Che percorso compiono gli atleti per arrivare alla Nazionale?
“La Nazionale funziona come qualsiasi altra squadra rappresentativa del Paese. Ci sono club in Italia dove giocano i ragazzi e con il mio staff li seguiamo. Quando ci sono le finali dei campionati italiani andiamo a vederle. Ma soprattutto abbiamo una rete con tutti gli allenatori, che conoscono gli obiettivi della Nazionale per lo sviluppo della disciplina. Quindi si lavora tutti nella stessa direzione. Questo facilita la selezione dei ragazzi. A volte vengono segnalati, e in quei casi vengono osservati con un occhio diverso. Sia la Nazionale che gli allenatori dei club sanno cosa vogliono, rendendo tutto più facile”.
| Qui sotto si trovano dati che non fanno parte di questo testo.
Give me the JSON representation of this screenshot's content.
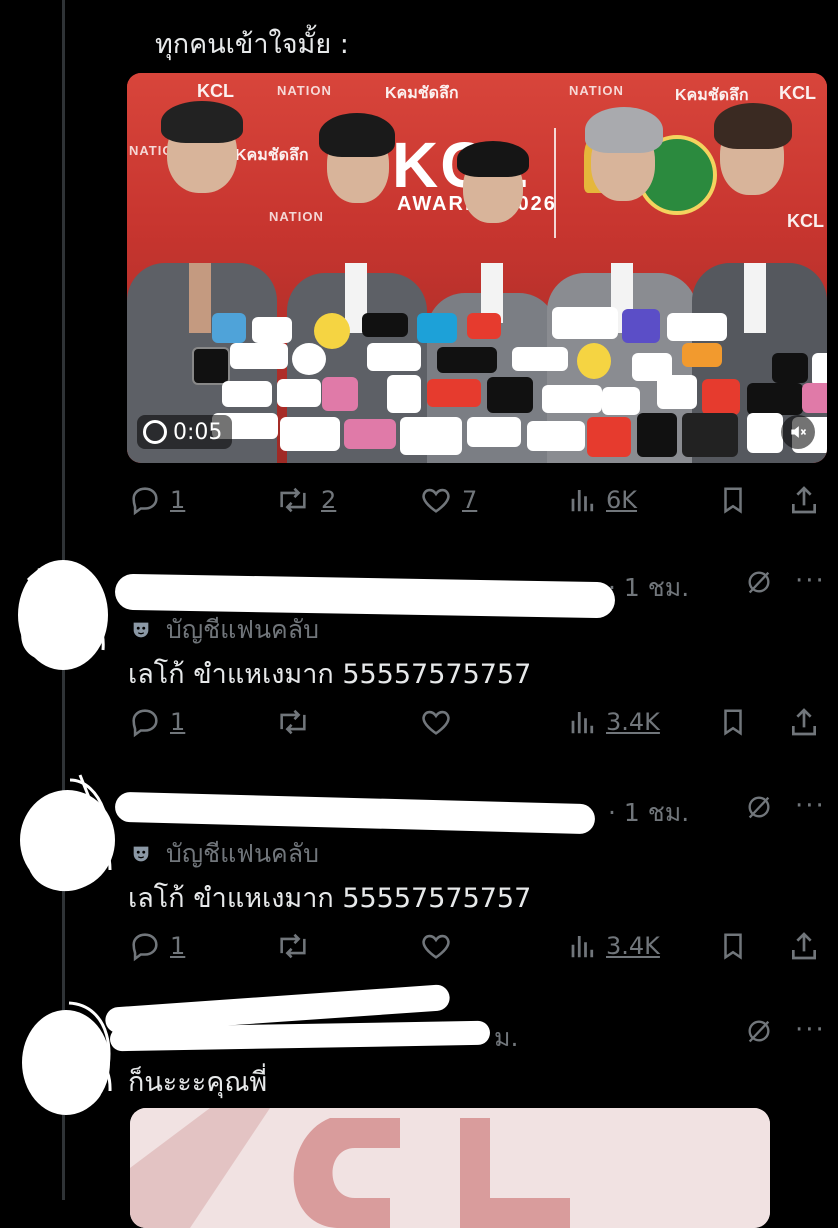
{
  "post": {
    "caption": "ทุกคนเข้าใจมั้ย :",
    "video": {
      "timestamp": "0:05",
      "backdrop_title": "KCL",
      "backdrop_subtitle": "AWARDS 2026",
      "backdrop_brands": [
        "KCL",
        "NATION",
        "Kคมชัดลึก"
      ]
    },
    "actions": {
      "replies": "1",
      "reposts": "2",
      "likes": "7",
      "views": "6K"
    }
  },
  "replies": [
    {
      "time": "· 1 ชม.",
      "badge": "บัญชีแฟนคลับ",
      "text": "เลโก้ ขำแหเงมาก 55557575757",
      "actions": {
        "replies": "1",
        "reposts": "",
        "likes": "",
        "views": "3.4K"
      }
    },
    {
      "time": "· 1 ชม.",
      "badge": "บัญชีแฟนคลับ",
      "text": "เลโก้ ขำแหเงมาก 55557575757",
      "actions": {
        "replies": "1",
        "reposts": "",
        "likes": "",
        "views": "3.4K"
      }
    },
    {
      "time": "ม.",
      "text": "ก็นะะะคุณพี่"
    }
  ],
  "icons": {
    "reply": "reply-icon",
    "repost": "repost-icon",
    "like": "heart-icon",
    "views": "views-icon",
    "bookmark": "bookmark-icon",
    "share": "share-icon",
    "grok": "grok-icon",
    "more": "more-icon"
  },
  "colors": {
    "background": "#000000",
    "text": "#e7e9ea",
    "muted": "#71767b",
    "divider": "#2f3336"
  }
}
Che risultati avete ottenuto come Nazionale?
“Abbiamo partecipato a quattro Europei e quattro Mondiali e li abbiamo vinti tutti. Questi successi ci rendono orgogliosi”.
La Costituzione riconosce il valore educativo, sociale e di promozione del benessere psicofisico dello sport. È effettivamente così? Sentite lo stesso supporto che le istituzioni riservano alle Nazionali di atleti normodotati?
“Noi non ce lo aspettavamo, ma già dal primo successo abbiamo avuto un grande riscontro mediatico, soprattutto sui social. Dopo il primo europeo, siamo stati invitati a Palazzo Chigi, hanno parlato di noi testate giornalistiche come Sky e Rai Sport. Una grande visibilità che, pur non essendo paragonabile a quella della Nazionale di calcio, è comunque tanta e non era mai stata ottenuta da altre squadre con le nostre caratteristiche”.
Come è arrivato a diventare allenatore della Nazionale?
“Sono entrato in Fisdir come allenatore di pallacanestro nel 2011. Le squadre con sindrome di Down sono nate nel 2017. Prima giocavano insieme a persone con altre disabilità e fisicamente non riuscivano a essere allo stesso livello. La Nazionale è nata con me e con Mauro Dessì, il mio assistente. Ci siamo appassionati sempre di più e abbiamo voluto fare percorsi di crescita tecnica anno dopo anno, inserendo sempre più elementi di pallacanestro. Ora siamo già a un livello alto, ma vogliamo crescere ulteriormente”.
Cosa direbbe a una famiglia che ha paura di far fare sport a un figlio con disabilità?
“Lo sport fa bene a prescindere. L’importante è uscire di casa e provare. Non bisogna fermarsi al primo sport, perché al ragazzo potrebbe non piacere. Il fatto che sia disabile non significa che gli debba piacere tutto. È importante provare più discipline per trovare quello in cui si sente realizzato”.